Now this would just be an old timer’s rant except for one thing. I know of something that can help.
It’s a book, a wonderful, clear, cogent book, that describes how to avoid this situation. I’ll let the title speak for itself. It’s called Don’t Make Me Think!: A Common Sense Approach to Web Usability by Steve Krug – who seems to think things through before he writes them.
It is full of design gems and reviews of sites and their usability. And the author presents another one of those jaw-dropping ideas. It is to test your web site.
No, I don’t mean just check to see if the spaghetti code works. Test it with real humans. Like people off the street. And video tape the tests. An analyze them to see where they get confused. Then go back and make the developers redesign the damn thing.

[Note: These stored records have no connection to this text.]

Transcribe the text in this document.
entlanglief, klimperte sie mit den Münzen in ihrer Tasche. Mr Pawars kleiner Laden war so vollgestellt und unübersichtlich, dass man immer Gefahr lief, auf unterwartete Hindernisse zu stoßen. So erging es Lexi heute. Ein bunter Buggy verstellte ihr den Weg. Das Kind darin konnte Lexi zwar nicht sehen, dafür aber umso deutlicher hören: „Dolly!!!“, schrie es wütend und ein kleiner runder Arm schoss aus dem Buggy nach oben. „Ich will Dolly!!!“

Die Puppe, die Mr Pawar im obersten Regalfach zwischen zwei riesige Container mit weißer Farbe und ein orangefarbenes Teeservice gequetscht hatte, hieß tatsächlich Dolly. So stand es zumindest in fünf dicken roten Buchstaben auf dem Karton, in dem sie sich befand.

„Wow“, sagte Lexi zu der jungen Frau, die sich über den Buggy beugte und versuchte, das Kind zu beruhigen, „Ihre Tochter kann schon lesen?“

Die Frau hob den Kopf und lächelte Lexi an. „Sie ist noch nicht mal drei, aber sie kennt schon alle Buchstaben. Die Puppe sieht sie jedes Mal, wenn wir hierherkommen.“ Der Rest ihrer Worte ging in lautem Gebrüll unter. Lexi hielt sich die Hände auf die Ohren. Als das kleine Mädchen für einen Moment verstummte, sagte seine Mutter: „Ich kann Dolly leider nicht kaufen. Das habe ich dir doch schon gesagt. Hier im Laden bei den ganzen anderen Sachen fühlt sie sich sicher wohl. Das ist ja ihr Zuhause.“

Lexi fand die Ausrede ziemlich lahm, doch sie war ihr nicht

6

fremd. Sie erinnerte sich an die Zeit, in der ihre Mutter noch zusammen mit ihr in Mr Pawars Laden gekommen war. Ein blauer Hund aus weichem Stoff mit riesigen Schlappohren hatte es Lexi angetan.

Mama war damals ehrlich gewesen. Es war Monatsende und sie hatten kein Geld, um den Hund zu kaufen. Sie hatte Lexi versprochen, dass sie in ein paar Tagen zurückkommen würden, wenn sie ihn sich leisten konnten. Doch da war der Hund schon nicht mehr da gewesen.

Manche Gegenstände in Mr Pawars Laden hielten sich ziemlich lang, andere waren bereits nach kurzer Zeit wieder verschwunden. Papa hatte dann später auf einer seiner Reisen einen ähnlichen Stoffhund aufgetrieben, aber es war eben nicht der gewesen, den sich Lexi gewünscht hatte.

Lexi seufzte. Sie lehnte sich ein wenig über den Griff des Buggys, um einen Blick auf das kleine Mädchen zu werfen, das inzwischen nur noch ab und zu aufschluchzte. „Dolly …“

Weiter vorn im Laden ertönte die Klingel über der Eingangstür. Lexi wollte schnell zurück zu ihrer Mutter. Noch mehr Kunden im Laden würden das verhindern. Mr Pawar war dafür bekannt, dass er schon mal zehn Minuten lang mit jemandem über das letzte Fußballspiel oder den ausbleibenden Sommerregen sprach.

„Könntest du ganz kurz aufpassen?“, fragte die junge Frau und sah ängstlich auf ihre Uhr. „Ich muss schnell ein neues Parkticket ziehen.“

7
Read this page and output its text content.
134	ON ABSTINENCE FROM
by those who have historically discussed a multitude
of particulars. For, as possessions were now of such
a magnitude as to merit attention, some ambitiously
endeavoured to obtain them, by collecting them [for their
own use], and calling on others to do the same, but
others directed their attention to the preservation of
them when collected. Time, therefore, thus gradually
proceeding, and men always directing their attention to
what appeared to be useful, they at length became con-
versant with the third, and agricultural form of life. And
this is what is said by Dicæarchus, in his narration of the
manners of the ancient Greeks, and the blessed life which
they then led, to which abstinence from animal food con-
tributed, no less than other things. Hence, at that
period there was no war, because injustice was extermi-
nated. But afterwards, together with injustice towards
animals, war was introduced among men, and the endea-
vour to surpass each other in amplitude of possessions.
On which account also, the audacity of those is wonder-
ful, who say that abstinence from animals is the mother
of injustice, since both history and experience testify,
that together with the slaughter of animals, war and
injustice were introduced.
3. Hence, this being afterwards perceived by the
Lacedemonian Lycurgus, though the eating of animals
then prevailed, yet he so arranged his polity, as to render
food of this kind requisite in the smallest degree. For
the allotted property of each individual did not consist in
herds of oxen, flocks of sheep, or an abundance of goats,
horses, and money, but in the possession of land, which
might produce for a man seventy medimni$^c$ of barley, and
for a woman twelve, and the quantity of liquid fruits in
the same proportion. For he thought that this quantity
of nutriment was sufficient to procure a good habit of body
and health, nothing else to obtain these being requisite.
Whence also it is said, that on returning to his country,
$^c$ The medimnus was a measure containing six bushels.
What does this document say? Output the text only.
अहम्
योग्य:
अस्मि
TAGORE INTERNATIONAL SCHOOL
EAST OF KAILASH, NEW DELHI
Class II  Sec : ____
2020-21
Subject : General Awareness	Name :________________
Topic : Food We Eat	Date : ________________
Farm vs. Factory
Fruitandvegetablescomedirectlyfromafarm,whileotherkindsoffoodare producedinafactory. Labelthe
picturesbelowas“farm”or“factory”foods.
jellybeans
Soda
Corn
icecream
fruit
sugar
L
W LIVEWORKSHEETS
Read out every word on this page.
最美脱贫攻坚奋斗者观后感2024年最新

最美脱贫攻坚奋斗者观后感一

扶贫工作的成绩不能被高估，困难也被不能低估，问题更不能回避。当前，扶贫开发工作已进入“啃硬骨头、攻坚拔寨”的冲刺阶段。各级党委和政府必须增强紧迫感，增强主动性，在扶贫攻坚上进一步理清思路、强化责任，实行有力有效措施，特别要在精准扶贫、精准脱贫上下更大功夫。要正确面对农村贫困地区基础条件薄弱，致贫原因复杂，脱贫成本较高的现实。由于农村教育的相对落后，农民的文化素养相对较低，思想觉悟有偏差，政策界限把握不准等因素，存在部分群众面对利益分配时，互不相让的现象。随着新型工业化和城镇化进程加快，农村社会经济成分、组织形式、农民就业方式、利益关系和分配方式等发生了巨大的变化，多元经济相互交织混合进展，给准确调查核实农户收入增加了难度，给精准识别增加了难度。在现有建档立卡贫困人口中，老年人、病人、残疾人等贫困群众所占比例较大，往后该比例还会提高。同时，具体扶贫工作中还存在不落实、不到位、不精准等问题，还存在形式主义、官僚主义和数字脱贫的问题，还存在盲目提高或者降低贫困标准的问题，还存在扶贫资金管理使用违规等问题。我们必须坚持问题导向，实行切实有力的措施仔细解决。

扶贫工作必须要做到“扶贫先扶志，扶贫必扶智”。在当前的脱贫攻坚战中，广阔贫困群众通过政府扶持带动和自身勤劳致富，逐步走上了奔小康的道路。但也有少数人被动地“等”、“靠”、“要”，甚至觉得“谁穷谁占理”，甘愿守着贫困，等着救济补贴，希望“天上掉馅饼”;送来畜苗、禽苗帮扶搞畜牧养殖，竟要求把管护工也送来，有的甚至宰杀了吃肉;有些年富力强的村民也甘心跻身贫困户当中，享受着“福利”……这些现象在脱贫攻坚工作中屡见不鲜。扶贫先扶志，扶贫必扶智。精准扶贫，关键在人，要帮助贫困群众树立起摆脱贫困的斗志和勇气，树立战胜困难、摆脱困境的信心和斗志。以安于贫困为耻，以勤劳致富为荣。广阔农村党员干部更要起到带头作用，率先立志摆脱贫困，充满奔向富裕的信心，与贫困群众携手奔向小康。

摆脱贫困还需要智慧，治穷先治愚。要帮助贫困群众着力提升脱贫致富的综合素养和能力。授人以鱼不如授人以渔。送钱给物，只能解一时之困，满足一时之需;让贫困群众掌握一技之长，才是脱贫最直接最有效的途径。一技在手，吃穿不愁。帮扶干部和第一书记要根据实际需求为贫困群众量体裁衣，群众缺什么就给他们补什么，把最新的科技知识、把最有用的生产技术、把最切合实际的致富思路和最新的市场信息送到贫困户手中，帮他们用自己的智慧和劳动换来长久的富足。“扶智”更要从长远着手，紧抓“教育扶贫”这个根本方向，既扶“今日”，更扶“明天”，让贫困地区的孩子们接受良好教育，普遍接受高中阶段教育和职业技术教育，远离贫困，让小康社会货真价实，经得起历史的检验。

And keep doing this until you get it right. Because people don’t necessarily follow the same mental logic path that a computer nerd might think they will. Go figure.
So why not ask them? Why not ask the user of the code by letting them exercise its usability and giving feedback.
Because, young nerds, you only have to write the computer code once, but us hapless users have to use it over and over again, thousands and millions of times. So your lack of design forethought is compounded exponentially. And not liked very much, I should add.
So check out the book Don’t Make Me Think. My copy is dog eared and underlined. And don’t worry, it is written so even the technically challenged will understand it.
Also buy a copy for a code developer if you know one. You may just be helping save the world.
Have a nice day – John
P.S. You notice I posted this book review on my web site instead of Goodreads – the site that is supposed to be designed for this sort of thing. Goodreads is a great concept – but poorly executed. So I don’t want my review to go to IT heaven where my friend’s review went.
Then I posted a link to this review on Facebook, to get it out of the social media Facebook morass as quickly as possible so my friends can actually see it and read it.
Look out, Zark Muckerman and your ilk. Sometimes us folks with grey hair, or no hair at all, know a bit more than you have considered. So you might consider that, and the “forethought in design” thing as well.
And get a copy of the book while you’re at it.
And read it. Over and over. Until you get it.